Judge Sybert to rule soon on general plan, rezoning

May 15, 1994|By James M. Coram | James M. Coram,Sun Staff Writer

Circuit Court Judge Cornelius F. Sybert Jr. said Friday that he will decide within 10 days whether to issue a summary judgment in a case brought by five neighborhood activists who want him to declare invalid the county's 1990 general plan and 1992 comprehensive rezoning of the west.

A summary judgment is one in which both parties agree to the facts of the case and ask the judge for a binding ruling. If there is no such ruling, the case proceeds to trial.

In the case before Judge Sybert, the facts are about the only thing to which the county and the complainants -- Susan Gray of Highland, Pauline Sieverding of Elkridge and three other activists -- agree.

Ms. Gray and Ms. Sieverding, who are attorneys, asked Judge Sybert to rule that the plan and the comprehensive rezoning are invalid because neither is subject to a veto by the county executive or a voter referendum.

Deputy County Solicitor Paul T. Johnson asked the judge to rule that the plan and the rezoning were approved in accordance with county law.

"The county's argument is that the general plan is simply a guide," Ms.
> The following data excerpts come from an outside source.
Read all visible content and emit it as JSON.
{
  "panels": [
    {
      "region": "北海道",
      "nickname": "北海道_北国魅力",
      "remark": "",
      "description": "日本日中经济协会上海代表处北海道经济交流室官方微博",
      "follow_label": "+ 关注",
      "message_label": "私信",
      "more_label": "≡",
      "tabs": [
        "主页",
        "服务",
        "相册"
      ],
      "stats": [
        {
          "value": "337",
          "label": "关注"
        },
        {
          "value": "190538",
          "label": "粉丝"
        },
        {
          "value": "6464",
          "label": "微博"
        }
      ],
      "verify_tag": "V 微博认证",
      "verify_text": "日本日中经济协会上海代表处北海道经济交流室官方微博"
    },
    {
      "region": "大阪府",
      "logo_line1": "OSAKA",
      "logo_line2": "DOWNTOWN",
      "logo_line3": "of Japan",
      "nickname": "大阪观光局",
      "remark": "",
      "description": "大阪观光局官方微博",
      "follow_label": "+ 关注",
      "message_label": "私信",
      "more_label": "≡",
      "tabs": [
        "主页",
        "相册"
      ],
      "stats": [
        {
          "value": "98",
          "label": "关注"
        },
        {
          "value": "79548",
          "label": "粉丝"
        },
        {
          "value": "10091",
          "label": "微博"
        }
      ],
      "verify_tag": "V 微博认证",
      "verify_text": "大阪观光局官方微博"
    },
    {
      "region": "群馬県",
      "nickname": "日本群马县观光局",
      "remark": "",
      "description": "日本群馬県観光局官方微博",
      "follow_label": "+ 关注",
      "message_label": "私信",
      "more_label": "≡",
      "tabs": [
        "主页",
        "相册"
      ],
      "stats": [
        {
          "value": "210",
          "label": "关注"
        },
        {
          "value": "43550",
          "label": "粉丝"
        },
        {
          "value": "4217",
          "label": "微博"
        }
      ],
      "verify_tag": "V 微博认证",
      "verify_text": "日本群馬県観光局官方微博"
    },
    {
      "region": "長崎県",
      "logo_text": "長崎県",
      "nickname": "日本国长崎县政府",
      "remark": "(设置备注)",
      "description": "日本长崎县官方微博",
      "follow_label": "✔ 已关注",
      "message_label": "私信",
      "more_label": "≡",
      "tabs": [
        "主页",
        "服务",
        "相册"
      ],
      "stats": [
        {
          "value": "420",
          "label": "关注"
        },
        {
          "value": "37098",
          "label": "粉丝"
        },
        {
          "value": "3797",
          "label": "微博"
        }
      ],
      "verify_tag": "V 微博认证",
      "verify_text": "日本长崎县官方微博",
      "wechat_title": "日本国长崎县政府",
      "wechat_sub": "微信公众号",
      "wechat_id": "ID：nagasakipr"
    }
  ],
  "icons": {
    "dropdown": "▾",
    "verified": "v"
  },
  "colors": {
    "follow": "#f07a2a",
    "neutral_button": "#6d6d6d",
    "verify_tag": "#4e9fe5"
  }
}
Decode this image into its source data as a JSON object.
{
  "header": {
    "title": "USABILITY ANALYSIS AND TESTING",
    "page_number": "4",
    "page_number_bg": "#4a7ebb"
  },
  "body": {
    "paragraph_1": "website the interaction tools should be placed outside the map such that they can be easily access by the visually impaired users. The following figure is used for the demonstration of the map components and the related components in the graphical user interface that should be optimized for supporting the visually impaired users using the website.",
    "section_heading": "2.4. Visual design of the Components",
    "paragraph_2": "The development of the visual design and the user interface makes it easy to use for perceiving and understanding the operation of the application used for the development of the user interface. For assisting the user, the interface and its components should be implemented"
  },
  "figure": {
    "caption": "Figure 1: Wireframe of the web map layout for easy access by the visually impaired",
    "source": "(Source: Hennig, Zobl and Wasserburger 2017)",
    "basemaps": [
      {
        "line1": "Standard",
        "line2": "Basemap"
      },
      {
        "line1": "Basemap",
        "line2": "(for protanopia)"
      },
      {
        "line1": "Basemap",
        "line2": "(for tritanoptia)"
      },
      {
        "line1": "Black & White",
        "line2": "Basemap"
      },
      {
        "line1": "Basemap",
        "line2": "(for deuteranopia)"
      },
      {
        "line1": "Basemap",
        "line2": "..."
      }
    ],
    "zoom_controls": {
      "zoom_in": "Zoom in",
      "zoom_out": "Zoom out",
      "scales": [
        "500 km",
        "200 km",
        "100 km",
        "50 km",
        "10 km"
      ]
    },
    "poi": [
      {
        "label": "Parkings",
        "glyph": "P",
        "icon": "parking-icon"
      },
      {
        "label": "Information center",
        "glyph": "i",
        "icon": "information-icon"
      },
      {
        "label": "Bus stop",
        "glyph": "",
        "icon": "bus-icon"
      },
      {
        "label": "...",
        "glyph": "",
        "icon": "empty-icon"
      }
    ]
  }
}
Sieverding told Judge Sybert. "Our argument is that it is a piece of legislation" that can be vetoed by the executive or put on the ballot and decided by voters.

Ms. Gray argued that the general plan and comprehensive rezoning are of such magnitude that they should be subject to referendum or a veto. "At some point, this has to be based on the referendum of the people," she said. "The County Council can't strip away that power."

Zoning attorney Richard Talkin, who joined Mr. Johnson in defense of the suit, told Judge Sybert that "there is a very basic issue to be decided in the cross motions for summary judgment: Does the County Council, by virtue of the county charter, have authority to act?"

The issue is not what is contained in the general plan, but did the council have the authority -- as the charter says it does -- to pass the plan by resolution, Mr. Talkin argued. Mr. Talkin contended that the law giving the council that authority was subject to veto and referendum, but neither occurred.

"It is an extremely important case," Mr. Johnson said. "If Ms. Gray is successful, the effect will be that no zoning exists in Howard County other than that in use at the time of the 1960 general plan.

"The power of referendum is not sacrosanct; it can be limited," he said, noting that the council takes other actions, such as approving the budget, that are not subject to voter referendum or an executive veto.

"If every council action could be taken to referendum, it would bring county government to a halt," he said.